Le cinéaste se défend à raison de ce type d’interprétation, il préfère parler d’observation, et son métrage, chacune des quatre-vingt-quinze minutes dense et convaincante, parle pour lui, possède, au-delà de sa simplicité, de sa limpidité, une part de mystère aussi vaste que l’océan dans lequel Alejandra manque de se noyer, dans lequel, finalement, elle se baptise seule, elle se purifie (après l’ultime profanation de la pisse) et repart non pas chez sa tante, retour au point de départ, mais se crée une nouvelle identité réduite, pour l’instant, à la satisfaction de besoins primaires, organiques, guérison de l’esprit fracassé au moyen du corps rasséréné, lavé naturellement par la mer obscure, présentée dès le début, des outrages de maquillage (gifle comprise), du gâteau d’anniversaire à la mousse à raser, du viol dans la salle de bains du dortoir de l’hôtel du voyage scolaire (décor paradisiaque pour un Enfer privé encore plus terrible que celui écrit par Jean Rollin). Après la lumière viennent les ténèbres, celles du père improvisé en privé, en justicier encore plus lamentable que Charles Bronson (la coda expéditive déplut à certains, autant que les exploits de l’architecte de Michael Winner en son temps : quelle myopie frappe donc ces « belles âmes » pour qu’elles ne puissent ainsi saisir l’ironie mélancolique de ces situations de vengeance, perpétuation stérile et mal ajustée de la violence, exercée sur les « faux coupables », incapable de rédimer une douleur fondatrice, celle du deuil, de la monstruosité mise à jour, de l’absurdité de destins féminins ?). Bronson dans son aéroport, Hernán Mendoza (très solide) sur sa barque à l’aube livide, ne figurent à aucun moment une quelconque et complaisante némésis, au contraire ; ils continuent, immobiles, à se déplacer, morts-vivants déjà occis avec la perte de leur épouse, de leur fille, joueur sinistre mimant une arme imaginaire en direction de la caméra ou clair avatar de Charon naviguant, mutique, à court de souffle, sur le fleuve impardonnable, impardonné, celui des damnés, de son péché cardinal, comme si la mort d’un enfant littéralement arraché à ses parents invisibles pouvait venir équilibrer le désordre du monde, inverser sa cruauté amorale, corriger son sandale générationnel et technologique.
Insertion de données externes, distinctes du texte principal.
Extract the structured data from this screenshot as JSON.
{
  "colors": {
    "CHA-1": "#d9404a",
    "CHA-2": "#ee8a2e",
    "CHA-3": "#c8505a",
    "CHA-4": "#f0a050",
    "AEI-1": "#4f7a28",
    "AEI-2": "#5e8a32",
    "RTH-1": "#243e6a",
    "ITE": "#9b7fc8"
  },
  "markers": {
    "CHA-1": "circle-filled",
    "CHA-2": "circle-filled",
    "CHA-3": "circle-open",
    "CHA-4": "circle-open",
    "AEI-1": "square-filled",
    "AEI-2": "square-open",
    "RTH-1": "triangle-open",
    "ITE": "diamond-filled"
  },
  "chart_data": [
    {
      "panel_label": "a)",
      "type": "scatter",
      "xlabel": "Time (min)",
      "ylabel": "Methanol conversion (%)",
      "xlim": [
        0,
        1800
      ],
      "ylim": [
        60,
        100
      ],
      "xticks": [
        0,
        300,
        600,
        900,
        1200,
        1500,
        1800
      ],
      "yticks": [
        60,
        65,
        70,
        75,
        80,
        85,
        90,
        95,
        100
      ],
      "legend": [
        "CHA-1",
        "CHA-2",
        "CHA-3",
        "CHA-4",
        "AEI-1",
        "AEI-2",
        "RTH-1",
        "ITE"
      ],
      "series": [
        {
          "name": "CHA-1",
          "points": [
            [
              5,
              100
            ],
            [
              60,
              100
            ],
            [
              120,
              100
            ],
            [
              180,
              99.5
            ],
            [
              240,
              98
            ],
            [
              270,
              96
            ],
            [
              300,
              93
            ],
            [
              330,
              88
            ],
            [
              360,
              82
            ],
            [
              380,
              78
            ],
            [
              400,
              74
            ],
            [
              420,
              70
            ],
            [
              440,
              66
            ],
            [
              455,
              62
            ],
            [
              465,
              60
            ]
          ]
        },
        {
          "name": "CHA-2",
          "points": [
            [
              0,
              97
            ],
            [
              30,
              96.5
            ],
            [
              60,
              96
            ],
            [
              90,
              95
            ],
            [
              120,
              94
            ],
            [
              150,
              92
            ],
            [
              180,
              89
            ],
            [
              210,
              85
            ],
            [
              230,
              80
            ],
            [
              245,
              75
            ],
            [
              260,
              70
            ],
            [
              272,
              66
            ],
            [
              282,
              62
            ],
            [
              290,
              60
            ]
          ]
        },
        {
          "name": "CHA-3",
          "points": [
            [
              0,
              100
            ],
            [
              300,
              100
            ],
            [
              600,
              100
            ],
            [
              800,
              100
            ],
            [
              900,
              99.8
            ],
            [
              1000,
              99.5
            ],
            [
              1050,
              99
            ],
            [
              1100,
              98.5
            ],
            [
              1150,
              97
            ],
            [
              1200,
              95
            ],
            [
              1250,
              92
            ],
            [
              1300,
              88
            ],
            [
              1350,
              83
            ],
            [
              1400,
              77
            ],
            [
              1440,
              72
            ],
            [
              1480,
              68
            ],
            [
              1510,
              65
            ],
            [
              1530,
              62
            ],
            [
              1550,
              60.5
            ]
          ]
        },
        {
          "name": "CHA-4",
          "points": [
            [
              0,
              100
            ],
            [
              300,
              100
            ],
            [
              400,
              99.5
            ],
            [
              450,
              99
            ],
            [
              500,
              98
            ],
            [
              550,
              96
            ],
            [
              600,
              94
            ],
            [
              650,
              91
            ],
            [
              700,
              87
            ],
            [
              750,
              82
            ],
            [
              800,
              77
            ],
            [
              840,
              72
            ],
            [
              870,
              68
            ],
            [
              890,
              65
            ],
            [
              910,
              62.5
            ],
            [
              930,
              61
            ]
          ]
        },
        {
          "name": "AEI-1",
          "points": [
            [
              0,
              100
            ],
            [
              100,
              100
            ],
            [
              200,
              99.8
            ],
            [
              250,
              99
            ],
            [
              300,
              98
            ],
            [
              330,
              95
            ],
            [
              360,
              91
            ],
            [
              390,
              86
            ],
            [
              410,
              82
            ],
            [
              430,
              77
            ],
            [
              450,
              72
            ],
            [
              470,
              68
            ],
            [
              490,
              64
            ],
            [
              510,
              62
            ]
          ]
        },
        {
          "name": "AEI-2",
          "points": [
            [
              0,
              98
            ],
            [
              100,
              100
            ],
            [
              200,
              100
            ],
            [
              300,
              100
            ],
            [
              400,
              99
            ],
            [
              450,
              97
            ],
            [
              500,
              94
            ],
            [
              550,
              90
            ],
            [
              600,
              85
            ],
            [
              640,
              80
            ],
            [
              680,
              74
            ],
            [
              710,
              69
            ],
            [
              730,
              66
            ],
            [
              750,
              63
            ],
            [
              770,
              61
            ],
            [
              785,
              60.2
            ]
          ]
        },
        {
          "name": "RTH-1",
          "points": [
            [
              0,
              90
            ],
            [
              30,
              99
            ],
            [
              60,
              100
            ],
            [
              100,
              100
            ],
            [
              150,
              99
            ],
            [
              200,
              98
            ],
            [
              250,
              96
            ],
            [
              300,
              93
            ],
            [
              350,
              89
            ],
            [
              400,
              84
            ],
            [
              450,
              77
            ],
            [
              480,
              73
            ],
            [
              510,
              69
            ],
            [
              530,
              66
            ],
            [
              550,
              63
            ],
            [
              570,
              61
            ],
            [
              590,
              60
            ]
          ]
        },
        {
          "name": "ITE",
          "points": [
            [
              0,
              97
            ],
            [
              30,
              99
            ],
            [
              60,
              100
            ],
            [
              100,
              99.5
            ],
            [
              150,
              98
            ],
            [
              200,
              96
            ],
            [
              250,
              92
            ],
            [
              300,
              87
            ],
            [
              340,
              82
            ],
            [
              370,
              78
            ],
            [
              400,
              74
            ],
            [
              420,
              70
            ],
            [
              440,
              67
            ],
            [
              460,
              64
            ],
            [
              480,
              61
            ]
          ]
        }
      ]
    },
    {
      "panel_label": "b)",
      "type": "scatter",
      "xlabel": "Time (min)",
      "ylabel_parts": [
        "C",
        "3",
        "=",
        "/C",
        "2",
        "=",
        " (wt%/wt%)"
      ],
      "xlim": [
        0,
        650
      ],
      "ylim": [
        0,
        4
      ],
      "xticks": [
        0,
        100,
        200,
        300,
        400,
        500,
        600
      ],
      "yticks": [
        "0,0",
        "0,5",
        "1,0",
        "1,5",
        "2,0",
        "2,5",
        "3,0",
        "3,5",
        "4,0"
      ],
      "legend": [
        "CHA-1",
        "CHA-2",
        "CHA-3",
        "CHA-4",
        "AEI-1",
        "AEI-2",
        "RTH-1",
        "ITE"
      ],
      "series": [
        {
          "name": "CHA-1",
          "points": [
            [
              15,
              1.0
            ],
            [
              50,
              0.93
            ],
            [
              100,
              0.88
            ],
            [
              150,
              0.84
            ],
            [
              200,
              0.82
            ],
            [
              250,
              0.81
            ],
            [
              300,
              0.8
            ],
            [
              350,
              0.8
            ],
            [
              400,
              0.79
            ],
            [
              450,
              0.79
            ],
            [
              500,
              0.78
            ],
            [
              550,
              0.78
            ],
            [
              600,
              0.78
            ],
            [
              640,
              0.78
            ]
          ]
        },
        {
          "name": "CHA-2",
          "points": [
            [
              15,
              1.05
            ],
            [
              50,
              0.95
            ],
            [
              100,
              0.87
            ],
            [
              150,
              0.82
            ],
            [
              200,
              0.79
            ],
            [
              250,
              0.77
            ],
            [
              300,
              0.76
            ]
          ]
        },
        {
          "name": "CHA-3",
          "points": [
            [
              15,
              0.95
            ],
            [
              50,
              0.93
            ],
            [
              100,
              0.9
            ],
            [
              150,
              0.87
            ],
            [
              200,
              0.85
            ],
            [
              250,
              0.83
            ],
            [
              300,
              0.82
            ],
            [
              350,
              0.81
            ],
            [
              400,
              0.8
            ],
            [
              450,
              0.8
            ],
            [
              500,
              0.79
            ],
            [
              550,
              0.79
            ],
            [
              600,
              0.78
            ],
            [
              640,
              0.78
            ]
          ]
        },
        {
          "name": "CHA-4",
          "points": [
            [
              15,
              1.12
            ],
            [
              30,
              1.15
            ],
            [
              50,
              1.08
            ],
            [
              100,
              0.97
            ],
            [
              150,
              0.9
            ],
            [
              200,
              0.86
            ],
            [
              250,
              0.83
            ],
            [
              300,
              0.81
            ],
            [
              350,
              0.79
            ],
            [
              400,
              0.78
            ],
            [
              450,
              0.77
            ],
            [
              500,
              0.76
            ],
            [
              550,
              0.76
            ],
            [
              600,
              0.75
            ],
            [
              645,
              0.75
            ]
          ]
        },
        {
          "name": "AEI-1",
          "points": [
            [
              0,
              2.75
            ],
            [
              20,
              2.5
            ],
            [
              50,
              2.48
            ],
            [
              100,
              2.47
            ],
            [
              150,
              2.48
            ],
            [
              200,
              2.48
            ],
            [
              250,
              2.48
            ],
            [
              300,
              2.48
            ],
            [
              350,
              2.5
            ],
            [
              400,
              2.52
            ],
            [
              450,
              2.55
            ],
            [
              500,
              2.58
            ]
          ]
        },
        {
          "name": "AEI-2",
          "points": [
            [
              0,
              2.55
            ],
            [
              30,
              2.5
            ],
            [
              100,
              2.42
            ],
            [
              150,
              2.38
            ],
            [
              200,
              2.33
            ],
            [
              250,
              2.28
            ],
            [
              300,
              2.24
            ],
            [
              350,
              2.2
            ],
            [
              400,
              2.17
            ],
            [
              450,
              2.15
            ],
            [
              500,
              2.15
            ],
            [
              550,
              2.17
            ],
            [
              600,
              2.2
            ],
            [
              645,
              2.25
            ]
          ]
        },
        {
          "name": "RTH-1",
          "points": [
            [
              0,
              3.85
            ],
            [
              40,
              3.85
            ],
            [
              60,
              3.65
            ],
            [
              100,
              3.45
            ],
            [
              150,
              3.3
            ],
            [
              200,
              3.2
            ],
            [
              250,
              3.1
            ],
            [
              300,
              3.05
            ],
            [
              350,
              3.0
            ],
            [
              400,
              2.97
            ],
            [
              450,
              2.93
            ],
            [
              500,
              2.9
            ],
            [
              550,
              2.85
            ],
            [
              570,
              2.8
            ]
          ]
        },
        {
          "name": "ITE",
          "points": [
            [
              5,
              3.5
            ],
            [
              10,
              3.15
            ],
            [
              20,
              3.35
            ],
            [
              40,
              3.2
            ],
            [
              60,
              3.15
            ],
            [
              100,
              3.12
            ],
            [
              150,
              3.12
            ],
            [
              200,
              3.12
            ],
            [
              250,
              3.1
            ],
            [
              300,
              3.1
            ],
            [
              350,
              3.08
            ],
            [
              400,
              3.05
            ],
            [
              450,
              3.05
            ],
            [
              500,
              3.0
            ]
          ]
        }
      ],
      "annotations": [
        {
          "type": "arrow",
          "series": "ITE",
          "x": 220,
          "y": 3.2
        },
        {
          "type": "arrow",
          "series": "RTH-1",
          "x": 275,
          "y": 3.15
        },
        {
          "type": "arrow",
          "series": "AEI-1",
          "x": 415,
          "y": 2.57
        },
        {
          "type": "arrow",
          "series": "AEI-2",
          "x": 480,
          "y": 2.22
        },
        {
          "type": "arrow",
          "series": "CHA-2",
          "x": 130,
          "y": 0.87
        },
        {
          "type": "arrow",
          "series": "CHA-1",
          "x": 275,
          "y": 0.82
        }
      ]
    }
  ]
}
Ce grand petit film formalisé (pas formaliste), toujours juste (excellence de la distribution, dans la « vraie vie » groupe d’amis, ouf, on respire et on se rassure), souvent taciturne (la forme épouse idéalement le fond, le sujet prend corps dans la chair éloquente des images), dresse un portrait de jeune femme (assez) inoubliable, nous interroge sur notre violence et celle de nos enfants, sur la manière la plus puissante et consistante de la représenter à l’écran (le film fit forte impression à Cannes, notamment auprès de Tim Roth, retrouvé dans Chronic, le dernier titre de Franco, et l’on se souvient que l’acteur, lui-même sexuellement abusé dans son enfance, réalisa naguère l’éprouvant The War Zone, exécuté à sa sortie en quatre ou cinq lignes par un petit gars des Cahiers du cinéma, ces « gens-là », autoproclamés experts en puritanisme scopique, connaissant parfaitement leur métier, pas vrai ?). Si vous décidez de tenter l’expérience, de ne pas craindre un climat anxiogène, obscène, innervant une œuvre constamment éthique, esthétique (la beauté ne sauve personne, on joua du classique à Auschwitz, elle nous identifie pourtant, elle paraphe notre meilleure part, nous transcende au sein d’une immanence existentielle), recelant des instants poignants de douceur, de confiance, d’amour (la « vie de couple », d’une grande pureté, entre le père et sa fille, nourrie d’attentions, de gestes, de sourires), vous ne le regretterez pas. Gaspar Noé, avant de se convertir à la collection Harlequin accouplée aux galipettes inoffensives de Marc Dorcel, aboutissait au même effet contradictoire, dialectique, avec Irréversible, plongée dans la fange débouchant sur un parc radieux (et une séduisante femme enceinte en train de lire un bouquin sur les errances temporelles).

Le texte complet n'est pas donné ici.